Pero ¿qué es lo “demasiado malo” de nuestra democracia, y, en particular, de nuestra democracia en pandemia? ¿Qué podemos retener de esa pregunta, o de esa alerta, sobre el estado de nuestra democracia? Dice la carta de los intelectuales: “Si el kirchnerismo suma nuevas bancas vaciará hasta la última gota de esa democracia que trabajosamente construimos con el pacto del ‘Nunca Más’ de 1983”. Hay dos figuras que me fascinan, por su lirismo, para pensar la democracia: la idea de democracia fugitiva, de Sheldon Wolin, y la de democracia por venir, de Jacques Derrida. Esas dos imágenes me gustan porque señalan que, en realidad, la democracia que “trabajosamente construimos” está todavía por construirse. 1983 es un punto de partida: la democracia siempre está por venir. Y porque la democracia siempre “gotea”: la democracia es excesiva, espasmódica, disruptiva, fugitiva, pero esa gotera es lo que sostiene su radical apertura.

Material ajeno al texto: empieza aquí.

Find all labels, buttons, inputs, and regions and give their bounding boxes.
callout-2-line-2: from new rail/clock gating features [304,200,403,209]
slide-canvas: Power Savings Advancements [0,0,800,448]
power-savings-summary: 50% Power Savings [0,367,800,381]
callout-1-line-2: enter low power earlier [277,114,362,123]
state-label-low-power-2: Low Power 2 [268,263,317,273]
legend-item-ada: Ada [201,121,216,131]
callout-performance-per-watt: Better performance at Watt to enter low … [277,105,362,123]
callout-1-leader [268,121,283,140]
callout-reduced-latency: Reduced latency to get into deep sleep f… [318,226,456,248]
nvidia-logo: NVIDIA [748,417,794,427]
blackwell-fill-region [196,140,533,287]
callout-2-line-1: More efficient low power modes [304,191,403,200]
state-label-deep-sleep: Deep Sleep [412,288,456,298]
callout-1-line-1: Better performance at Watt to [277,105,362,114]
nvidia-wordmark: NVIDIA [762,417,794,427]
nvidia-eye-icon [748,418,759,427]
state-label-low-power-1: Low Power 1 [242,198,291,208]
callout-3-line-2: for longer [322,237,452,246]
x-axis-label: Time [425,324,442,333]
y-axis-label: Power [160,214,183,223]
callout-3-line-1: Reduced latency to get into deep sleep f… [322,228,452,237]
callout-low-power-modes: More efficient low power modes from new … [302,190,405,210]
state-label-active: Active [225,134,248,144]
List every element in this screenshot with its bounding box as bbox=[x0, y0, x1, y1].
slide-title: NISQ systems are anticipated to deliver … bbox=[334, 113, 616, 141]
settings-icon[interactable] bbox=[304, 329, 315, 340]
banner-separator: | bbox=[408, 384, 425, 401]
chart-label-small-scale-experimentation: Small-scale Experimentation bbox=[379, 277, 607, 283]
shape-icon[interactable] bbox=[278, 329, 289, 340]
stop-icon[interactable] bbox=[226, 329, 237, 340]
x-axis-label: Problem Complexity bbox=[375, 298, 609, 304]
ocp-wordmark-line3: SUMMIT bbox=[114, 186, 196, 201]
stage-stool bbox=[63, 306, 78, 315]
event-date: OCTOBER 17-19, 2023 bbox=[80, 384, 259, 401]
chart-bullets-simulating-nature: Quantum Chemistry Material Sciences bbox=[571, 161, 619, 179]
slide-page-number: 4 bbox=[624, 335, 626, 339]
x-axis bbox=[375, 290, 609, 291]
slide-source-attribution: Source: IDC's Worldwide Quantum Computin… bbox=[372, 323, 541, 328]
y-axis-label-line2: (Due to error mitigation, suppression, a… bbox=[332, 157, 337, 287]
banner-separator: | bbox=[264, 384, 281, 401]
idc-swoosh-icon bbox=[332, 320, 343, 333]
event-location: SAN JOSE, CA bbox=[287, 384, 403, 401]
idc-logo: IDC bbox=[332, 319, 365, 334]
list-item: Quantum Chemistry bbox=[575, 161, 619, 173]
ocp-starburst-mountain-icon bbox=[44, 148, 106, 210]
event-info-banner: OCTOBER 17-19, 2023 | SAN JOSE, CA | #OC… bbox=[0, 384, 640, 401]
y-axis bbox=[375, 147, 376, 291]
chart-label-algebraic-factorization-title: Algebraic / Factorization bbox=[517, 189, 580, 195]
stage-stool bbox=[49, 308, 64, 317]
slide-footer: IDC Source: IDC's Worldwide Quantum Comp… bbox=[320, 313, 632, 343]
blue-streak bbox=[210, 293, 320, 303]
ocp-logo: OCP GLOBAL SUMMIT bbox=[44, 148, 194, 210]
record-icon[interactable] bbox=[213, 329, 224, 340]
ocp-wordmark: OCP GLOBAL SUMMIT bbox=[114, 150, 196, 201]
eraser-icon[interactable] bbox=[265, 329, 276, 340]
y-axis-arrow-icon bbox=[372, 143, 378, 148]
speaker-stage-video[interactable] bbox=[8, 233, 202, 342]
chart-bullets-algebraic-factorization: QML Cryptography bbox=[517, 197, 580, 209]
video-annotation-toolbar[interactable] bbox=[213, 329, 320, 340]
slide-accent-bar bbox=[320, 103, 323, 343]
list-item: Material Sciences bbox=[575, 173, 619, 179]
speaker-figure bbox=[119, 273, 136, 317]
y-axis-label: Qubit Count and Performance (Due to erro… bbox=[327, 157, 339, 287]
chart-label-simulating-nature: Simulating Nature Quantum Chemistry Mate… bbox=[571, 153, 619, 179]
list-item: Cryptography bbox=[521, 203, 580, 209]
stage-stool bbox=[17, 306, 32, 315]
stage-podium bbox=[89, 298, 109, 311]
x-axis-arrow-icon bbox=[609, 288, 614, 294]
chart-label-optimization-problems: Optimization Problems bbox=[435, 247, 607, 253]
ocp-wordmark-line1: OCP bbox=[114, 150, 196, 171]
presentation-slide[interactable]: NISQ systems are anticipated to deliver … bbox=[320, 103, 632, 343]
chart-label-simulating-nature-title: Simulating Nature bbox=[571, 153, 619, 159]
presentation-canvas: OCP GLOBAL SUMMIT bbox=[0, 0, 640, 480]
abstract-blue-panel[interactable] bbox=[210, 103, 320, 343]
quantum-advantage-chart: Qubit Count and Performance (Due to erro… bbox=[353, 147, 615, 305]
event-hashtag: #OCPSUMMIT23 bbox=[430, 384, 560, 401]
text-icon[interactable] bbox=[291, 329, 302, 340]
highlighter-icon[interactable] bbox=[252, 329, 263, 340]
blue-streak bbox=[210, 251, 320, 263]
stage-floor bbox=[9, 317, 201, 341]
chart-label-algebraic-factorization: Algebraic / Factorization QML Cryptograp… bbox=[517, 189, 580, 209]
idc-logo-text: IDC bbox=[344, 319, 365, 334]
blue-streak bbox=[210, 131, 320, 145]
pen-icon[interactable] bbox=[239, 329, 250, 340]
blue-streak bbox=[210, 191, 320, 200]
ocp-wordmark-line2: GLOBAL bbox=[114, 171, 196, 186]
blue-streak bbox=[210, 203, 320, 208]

Nuestra democracia no es un mal lugar, y todavía debemos trabajar para que sea un mejor lugar. Es lo que comúnmente se llama utopía. Lo cierto es que este presente distópico –las muertes masivas, el encierro, el extrañamiento de los otros y el fantasma de la pérdida de libertades– nos coloca en la posición de la editora de The Atlantic que, como en una película futurista pero en la vida real, volvió a salir a la ciudad, entró a su oficina y se encontró, 438 días después, con una manzana más o menos marchita, pero todavía comible.